Sommaire

Chapitre 9

Sur les traces de Labienus


Où l'on part à la découverte de l'antique passé de Luxeuil-les-Bains.

EN 1913

Finalement, une cure thermale c'est aussi une cure de sociabilité ! Aujourd'hui c'est un érudit épris d'histoire antique que j'ai rencontré en buvant un peu de cette eau que l'on sert à l'une des buvettes de la galerie du Grand Bain. « Chère madame » me dit-il non sans humour, « savez vous que vous buvez l'eau sacrée des Romains ? ». Lisant la surprise sur mon visage, il m'explique séance tenante que l'eau servie à cette buvette provient d'une petite source située à cinquante mètres plus au nord. C'est à l'occasion de fouilles archéologiques menées en 1759 qu'un bassin taillé dans le roc et des maçonneries antiques ont été découverts, peut-être les restes d'un temple. La petite source chaude a aussitôt été appelée « source Labienus » en référence à l'inscription, découverte peu de temps auparavant, mentionnant le nom de l'illustre personnage.
Luxovium, le nom antique de Luxeuil, n'est pas mentionnée par les géographes anciens, mais les vestiges archéologiques découverts attestent une occupation très ancienne. Il y a une cinquantaine d’années, le docteur Delacroix y a retrouvé des statuettes votives en bois de l’époque gauloise. Et avant lui, quantité de vestiges ont été mis au jour depuis le 18e siècle, tels que ces deux péristyles que certains supposent être les restes d'un gymnasium, établissement romain dédié à l'exercice physique. Mais le vestige antique le plus prestigieux est sans conteste la plaque de pierre découverte au nord du Bain des Capucins en 1755. Elle porte une inscription mentionnant un certain Labienus comme restaurateur des bains. Ce bienfaiteur pourrait être Titus Labienus, l’un des généraux de Jules César pendant la Guerre des Gaules... Longtemps conservée à l’Hôtel de Ville, cette inscription est exposée depuis les années 1840 dans le vestibule de l’établissement thermal.
Voulant piquer encore un peu plus ma curiosité, le vieil homme passionné d'histoire m'emmène devant une énigmatique porte ménagée dans un talus du parc, il tire le lourd vantail et me révèle l’existence de vestiges antiques cachés, méconnus des curistes : deux galeries souterraines découvertes en 1857, qui attestent de l’importance des thermes à l'époque romaine. Creusés dans la roche, le canal de la source du Temple et celui du Puits Romain se rejoignent pour former une seule galerie orientée en direction du bassin de de la source Labienus.

DE NOS JOURS

Le souvenir de Titus Labienus est encore bien ancré au 20e siècle.
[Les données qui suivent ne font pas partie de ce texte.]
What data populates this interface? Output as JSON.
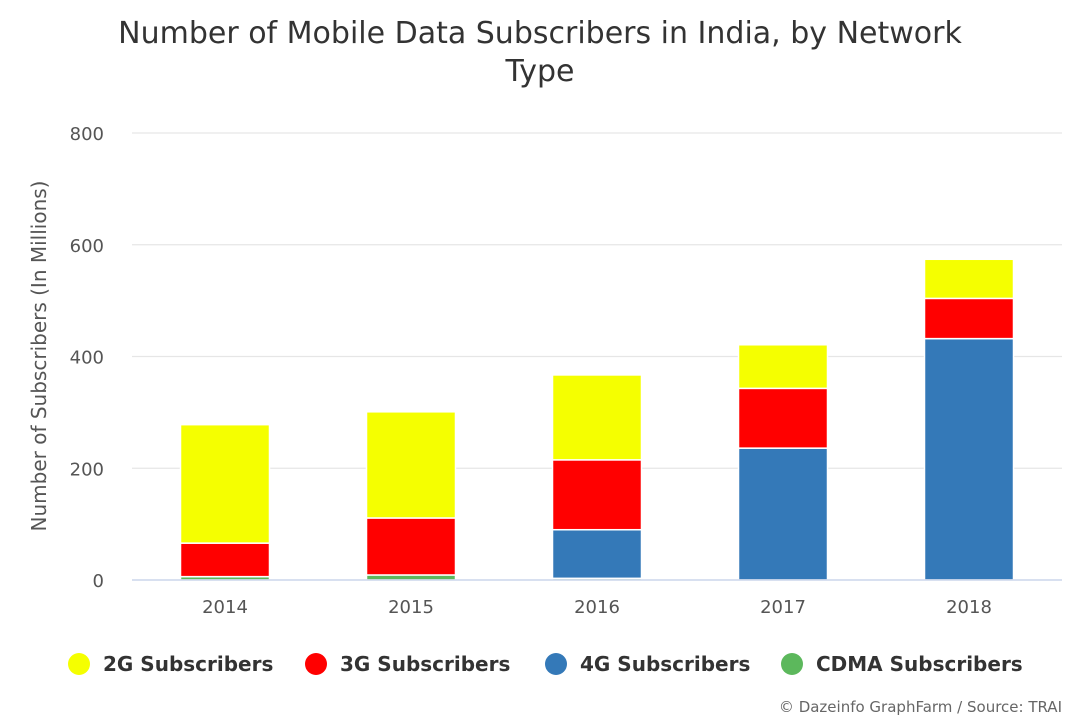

En 1938, pour décorer la nouvelle piscine en plein air, le sénateur-maire André Maroselli et l'architecte Robert Danis commandent à la manufacture de Sèvres une statue en grès céramique représentant le général romain. Le modèle est fourni par le sculpteur Charles-Alexandre Malfray. Encore en place aujourd’hui, la statue de Labienus a pour pendant celle de la déesse grecque de la santé Hygie, exécutée quant-à-elle d’après un modèle de Paul Cornet.
Pourtant, l’authenticité de l’inscription découverte en 1755 a très tôt été remise en cause. Dans le troisième tome de son Recueil d’Antiquités publié en 1759, le jugement de Caylus est déjà sans appel lorsqu’il écrit : « Je la regarde comme moderne ». Selon lui, non seulement les caractères ne semblent pas pouvoir dater du Ier siècle avant notre ère, mais l'emploi du verbe « reparare » est également problématique. En bon latiniste, il juge que le verbe « restituere » conviendrait davantage. Depuis les années 1860, aucune fouille archéologique d’ampleur n’a été menée sur le site. Un jour prochain peut-être, de nouvelles découvertes lèveront le voile sur le mystère de Labienus.